StarkWare researcher Avihu Levy this week printed a technical schematic known as QSB (Quantum Protected Bitcoin) that permits Bitcoin transactions proof against quantum computer systems with out modifying the protocol, with out ready for a community replace and with out the necessity for consensus between community members.
The scheme was offered on April 9, 2026 together with a public repository that features the code and the paper educational. It’s aimed toward customers and builders in search of defend your transactions towards an eventual related advance in quantum computingand operates completely inside Bitcoin’s current consensus guidelines for scripts legacy.
The issue QSB seeks to unravel goes past the standard dialogue about wallets and personal keys. When somebody transmits a Bitcoin transaction, a quantum pc outfitted with Shor’s algorithm might forge the authorizing signature, redirect the funds to a different tackle, and transmit that altered model earlier than the unique is confirmed.
This is applicable even when the unique spending situation was sure by itself. With Taproot, the scenario is much more delicate: any output may be spent simply by realizing the non-public key, which a quantum pc might derive from the general public key.
An answer that operates with present guidelines
QSB is constructed on prime of Binohash, a earlier scheme by Robin Linus, however fixes its primary quantum vulnerability. Binohash used a puzzle (puzzle) based mostly on the dimensions of the ECDSA signature as proof of labor. That puzzle may be damaged by a quantum pc as a result of it relies on properties of elliptic curves, which Shor’s algorithm utterly compromises.
QSB replaces that puzzle for one based mostly on hash capabilities. The core concept is {that a} 20-byte random string has roughly a 1 in 70 billion probability of assembly the precise construction of a legitimate ECDSA signature. Discovering a transaction that satisfies that situation requires computational workhowever confirm it inside the script of Bitcoin is instant. And since hash capabilities are usually not susceptible to Shor’s algorithm, safety is maintained even towards a quantum adversary.
The method to spend a QSB-protected UTXO (unspent transaction) has three phases. First, the person varies free parameters of the transaction till discovering a mixture the place the puzzle of hash, which fixes the transaction and prevents modifying it with out repeating the whole course of. Then, in two unbiased rounds, a selected subset of signatures embedded within the script whose hash additionally meets the situation. That subset is the digest of the transaction, and is protected with a hash-based Lamport signature scheme, which is quantum resistant by design.
The computationally intensive a part of this course of operates solely on public information and may be delegated to untrusted {hardware}, corresponding to GPUs rented from cloud providers. Consumer secrets and techniques by no means go away your gadget. The estimated price is between $75 and $150 for cloud GPUs, with parallelization capabilities.
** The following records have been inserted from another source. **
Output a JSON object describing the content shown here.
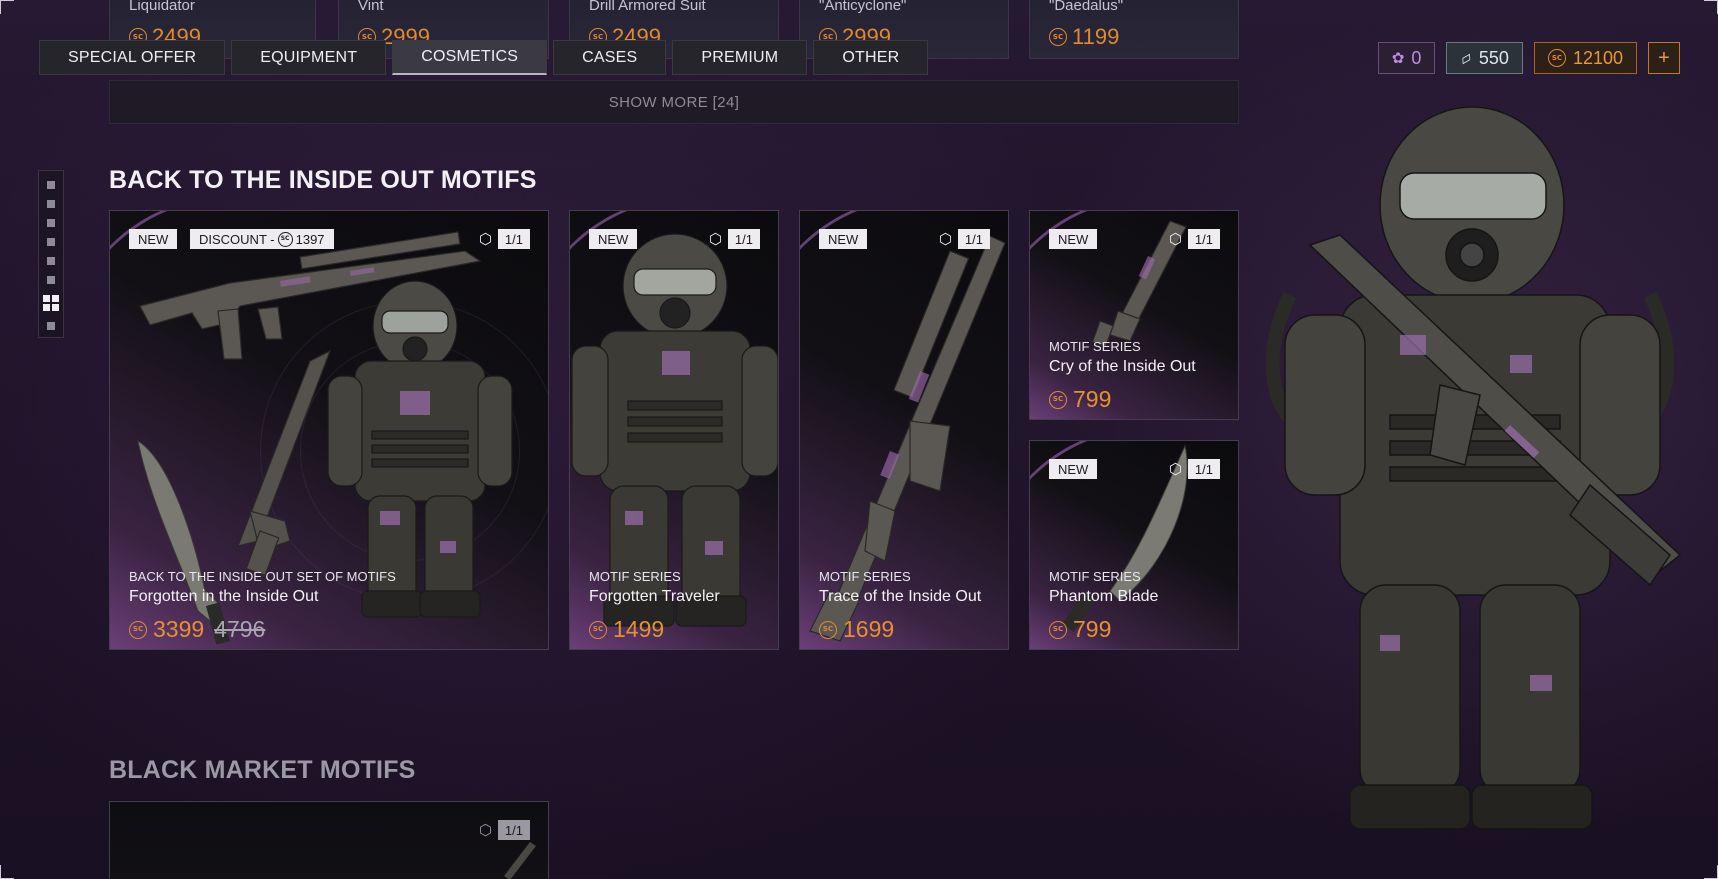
{
  "top_cards": [
    {
      "name": "Liquidator",
      "price": "2499"
    },
    {
      "name": "Vint",
      "price": "2999"
    },
    {
      "name": "Drill Armored Suit",
      "price": "2499"
    },
    {
      "name": "\"Anticyclone\"",
      "price": "2999"
    },
    {
      "name": "\"Daedalus\"",
      "price": "1199"
    }
  ],
  "tabs": [
    {
      "label": "SPECIAL OFFER",
      "active": false
    },
    {
      "label": "EQUIPMENT",
      "active": false
    },
    {
      "label": "COSMETICS",
      "active": true
    },
    {
      "label": "CASES",
      "active": false
    },
    {
      "label": "PREMIUM",
      "active": false
    },
    {
      "label": "OTHER",
      "active": false
    }
  ],
  "currencies": {
    "motif": {
      "icon": "motif-flower-icon",
      "value": "0"
    },
    "ticket": {
      "icon": "ticket-icon",
      "value": "550"
    },
    "sc": {
      "icon": "sc-coin-icon",
      "value": "12100"
    },
    "add_label": "+"
  },
  "coin_symbol": "SC",
  "show_more": "SHOW MORE [24]",
  "sections": {
    "inside_out": "BACK TO THE INSIDE OUT MOTIFS",
    "black_market": "BLACK MARKET MOTIFS"
  },
  "products": [
    {
      "new": "NEW",
      "discount_label": "DISCOUNT -",
      "discount_value": "1397",
      "qty": "1/1",
      "series": "BACK TO THE INSIDE OUT SET OF MOTIFS",
      "name": "Forgotten in the Inside Out",
      "price": "3399",
      "old_price": "4796"
    },
    {
      "new": "NEW",
      "qty": "1/1",
      "series": "MOTIF SERIES",
      "name": "Forgotten Traveler",
      "price": "1499"
    },
    {
      "new": "NEW",
      "qty": "1/1",
      "series": "MOTIF SERIES",
      "name": "Trace of the Inside Out",
      "price": "1699"
    },
    {
      "new": "NEW",
      "qty": "1/1",
      "series": "MOTIF SERIES",
      "name": "Cry of the Inside Out",
      "price": "799"
    },
    {
      "new": "NEW",
      "qty": "1/1",
      "series": "MOTIF SERIES",
      "name": "Phantom Blade",
      "price": "799"
    }
  ],
  "black_market_card": {
    "qty": "1/1"
  },
  "colors": {
    "price_orange": "#e5912f",
    "background": "#1e1328",
    "accent_purple": "#6a3f78"
  }
}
In assessments reported within the repository, a legitimate resolution was discovered after roughly six hours utilizing eight GPUs.
He paper acknowledges a number of limitations. Transactions generated with QSB are non-standard below the insurance policies of relay (streaming) of Bitcoin Core, so that they should be despatched on to a mining pool that accepts them, corresponding to Marathon’s Slipstream service. The price per transaction doesn’t scale for mass use, and the scheme doesn’t help circumstances corresponding to Lightning Community channels. The writer himself describes it as a measure of final resort, helpful so long as the protocol doesn’t incorporate a local resolution by a consensus replace.
The implementation continues to be in improvement: the pinning on GPU was examined efficiently, however the whole search course of digest and transmission on-chain They haven’t been executed from finish to finish.